Adnan Oktar organize kabahat örgütüne yönelik, ortalarında örgüt elebaşı Adnan Oktar’ın da bulunduğu 76’sı tutuklu 238 sanığın yargılandığı davanın bugünkü duruşması, Oktar’ın ek iddianamedeki tezlere karşı savunmasının alınmasıyla sürdü.
İstanbul 30. Ağır Ceza Mahkemesince Silivri Ceza İnfaz Kurumu Yerleşkesi karşısındaki salonda yapılan duruşmaya, ortalarında Oktar’ın da bulunduğu birtakım tutuklu sanıklarla bir kısım tutuksuz sanık ve taraf avukatları katıldı.
Duruşma, sanık Adnan Oktar’ın, evvelki celselerde birleştirilen ek iddianame ile kapalı oturumlarda dinlenilen mağdur, müşteki ve şahitlerin beyanlarına karşı savunmasının alınmasına devam edildi.
Savunmasında örgüt üyeleri tarafından kendisine örgüt içi fişleme içeren notların verildiği ve her hususun kendisine sorulduğu tezlerinin gerçek olmadığını savunan Oktar, kendisine iftira atıldığını söyledi.
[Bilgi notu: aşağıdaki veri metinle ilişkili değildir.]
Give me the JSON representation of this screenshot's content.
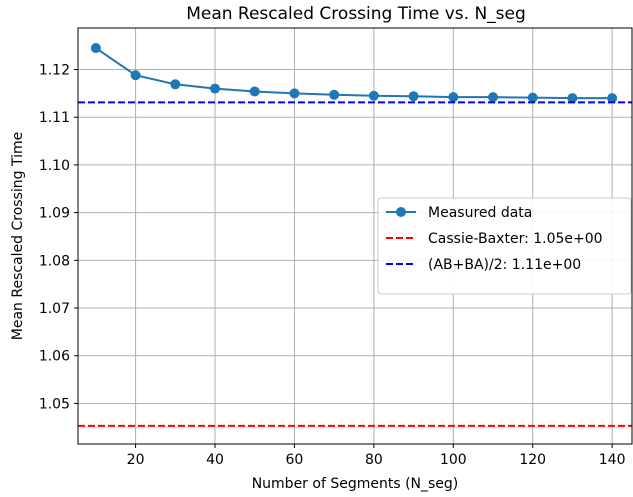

Bunun üzerine Mahkeme Lideri Mehmet Galip Perk, mağdurlar ve müştekilerin notlar hakkında beyanlarda bulunduklarını, hatta bu notların okunduktan sonra yakıldığını sav ettiklerini söylemesi üzerine Oktar, “Yakıldıysa küllerini saklasınlar. Palavra söylüyorlar.” sözlerini kullandı.
Örgüt meskenlerinde ele geçen yüklü meblağlarda paraların neden nakit olarak meskende tutulduğu sorulan Oktar, “Arkadaşlarım çok varlıklı beşerler, nakit birikim yapmış olmak isteyebilirler. İnsan parayı ya kasaya ya torbaya koyar ya da küpe koyar. Milyar da olsa sahibi vardır, ona aittir. Meskenin öteki noktalarındaki paraları polis toplayıp bir torbaya koyarsa o kadar para olur doğal.” diye konuştu.
– Oktar’a gizlice kaçma sebebi soruldu
Duruşmada sanık Oktar’a, operasyondan kısa müddet evvel kendisi ile birtakım sanıkların ikamet ettikleri villanın ardındaki yoldan gizlice kaçmasının sebebi soruldu.
Bunun üzerine evvel kendisine yönelik bir suikast düzenleme ihtimali nedeniyle kaçtığını söyleyen Oktar, sonrasında ise operasyon yapan emniyet güçlerinin kendisini gözaltına alırken gösteri yapmalarına mani olmak için kaçtığını savundu.
“İyi ki o denli yapmışım.” diyen Oktar, savunmasında şunları kaydetti:
“O gün oraya yalnızca polisler gelmedi, öbürleri da vardı. Kim olduğunu bilmiyorum. Güzel da oldu, gösteri yapmak istiyordu emniyet, ben buna mahzur oldum. Didem hocamın (Ulviye Didem Ürer) meskenine gittik, Didem hocam eşyalarını aldı, ben de abdest aldım, çıktık. Sonra yakalandık. Vakti gelince bu bahsin üzerine gideceğiz, karanlık bir operasyondu. Mert (operasyon sırasında polise ateş açan sanık Mert Sucu) feci halde dövüldü, rapor verilmedi. Tam bir kumpas bu operasyon.”
Sanık Oktar, evraktaki ses kayıtları, konuşma dökümleri, not kağıtları, fotoğraflar, toplumsal medya paylaşımları ve makbuzları içeren dijital bilgilerle raporları kabul etmediğini belirterek, bunlarla ilgili sorulara cevap veremeyeceğini söyledi.
Mahkeme heyeti, Oktar’ın savunmasına yarın devam edilmek üzere duruşmayı yarına erteledi.